Free (for commercial use) snowflake brushes - I'm thinking about using these to spiff things up around here for Christmas, if I have time.

Free overlays and free "paint" brushes - I used one of the overlays in this set to create a pattern in Photoshop Elements to use behind the trees in my header (see this tutorial on re-coloring overlays). Then I used some of her other brushes to create another pattern, which I added behind the first pattern for more interest. I love this site because she has so many great Photoshop freebies!  The ones that are free for commercial use are marked with a "CU".  I also got the little arrow brushes that I used in the above image from here.


And those are all the resources I used!

I found several more sites with photoshop resources that are free for commercial use in the midst of my search, which I might share at a later date.  Or if you just can't wait, you can check out my bloggy Pinterest board, in which I pin all things blog, and you can find them there!

For installing shapes check out this tutorial, for installing brushes look here, for installing patterns see this.

(Click on image for more posts in this series.)

Are Your Blog Fonts Legal?


I had never thought much about the fonts that I use on this blog for my blog design and graphics.  If I could get a font for free somewhere, I was just excited about it!  I pinned all the images with cool font pairings and downloaded some of them to use in graphics for my posts.  Who doesn't love a free cute font, right?

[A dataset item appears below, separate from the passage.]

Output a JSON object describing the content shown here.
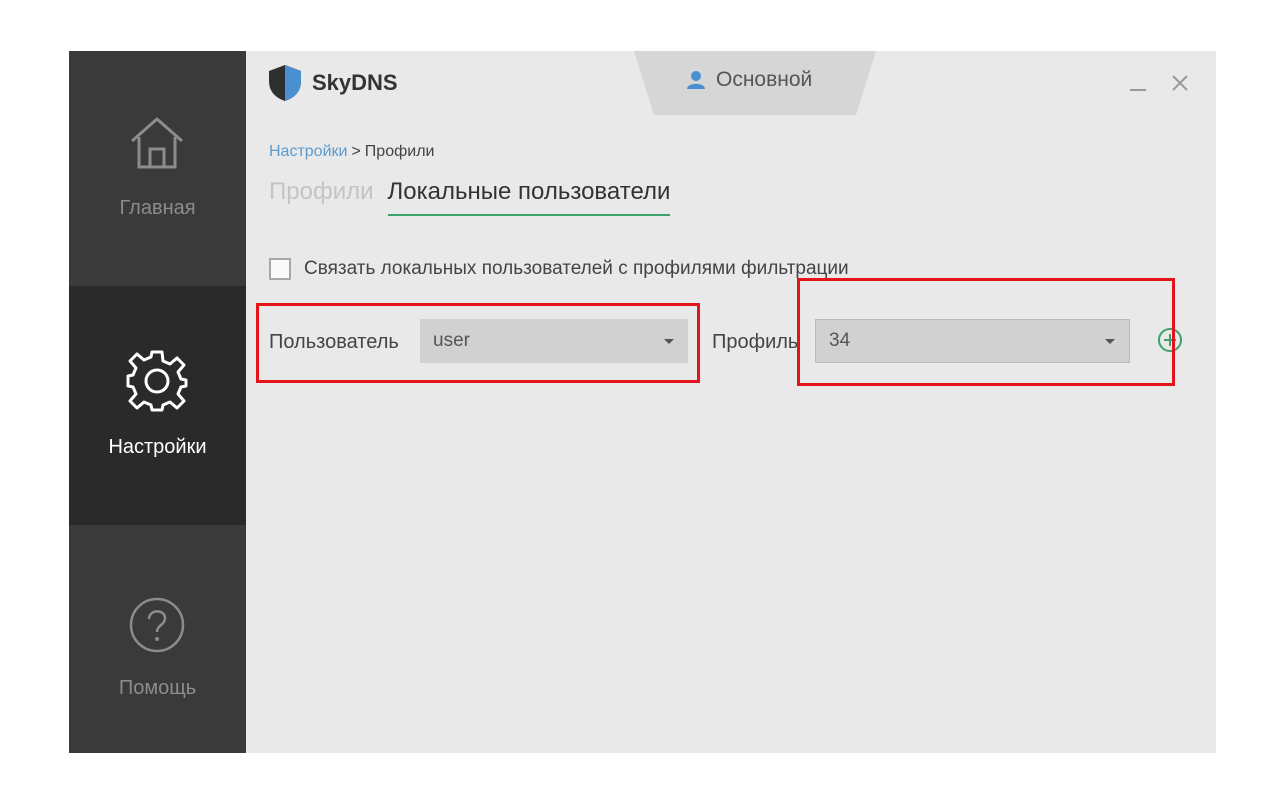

Then last week I read this post on font types at Pink Heels Pink Truck and I don't know why I never thought about it before, but obviously there are people who created these free fonts.  And they may only want them to be used in a certain way.

Taylor does a great job of explaining the different font license types, so I won't re-do that here - please go read her post.  But the bottom line is this:

If you advertise on your blog, you need to use fonts that are free for commercial use.  

If are advertising on your blog and you have used fonts that are only marked free for personal use, then you need to purchase a commercial license.

Talk about a nightmare!  Back when I created the majority of the graphics that are on my blog I was not advertising on my blog - so it was fine to use fonts that were free for personal use.  But earlier this year I started advertising with Blogher and selling sidebar ads - so all those fonts that require a commercial license that I used in the past needed to be fixed!  

I spent two long nights going back and changing all the fonts I could find on my blog that were not free for personal use, and purchasing a commercial license for a few of the ones I used heavily.  Thankfully most of the ones I had used in the past were already either free for commercial use or the commercial license was pretty inexpensive - but I still had to change a lot of my graphics and it took forever!  

You want to know the one that really hurt?  I've been using a font called "Before The Rain" for the watermark on all my pictures for the last few years.  I knew I was going to have to buy the commercial license for that one, because there is no way I could realistically go back and edit all those pictures with a new watermark.  Well, the commercial license for "Before The Rain" cost $60!  Yes, $60!  Ouch.  There goes all my ad profits for the last few months.

In the process of researching all my fonts, I found a website that has only fonts that are free for commercial use, called Font Squirrel.  You can try to research the licensing information for every font you want to use (trust me, it can take some searching for some of them), or you can just get all your fonts from Font Squirrel.  They include a file with each font that gives the specifics of each font license, and most of them are fine for commercial use on blogs (though you should still read the individual licenses to make sure). 

So blogging PSA:

If you advertise on your blog, or you think you might advertise on your blog at some point in the future, make sure all the fonts that you use on your blog are free for commercial use

You'll save yourself a lot of work, money, and stress later on if you do.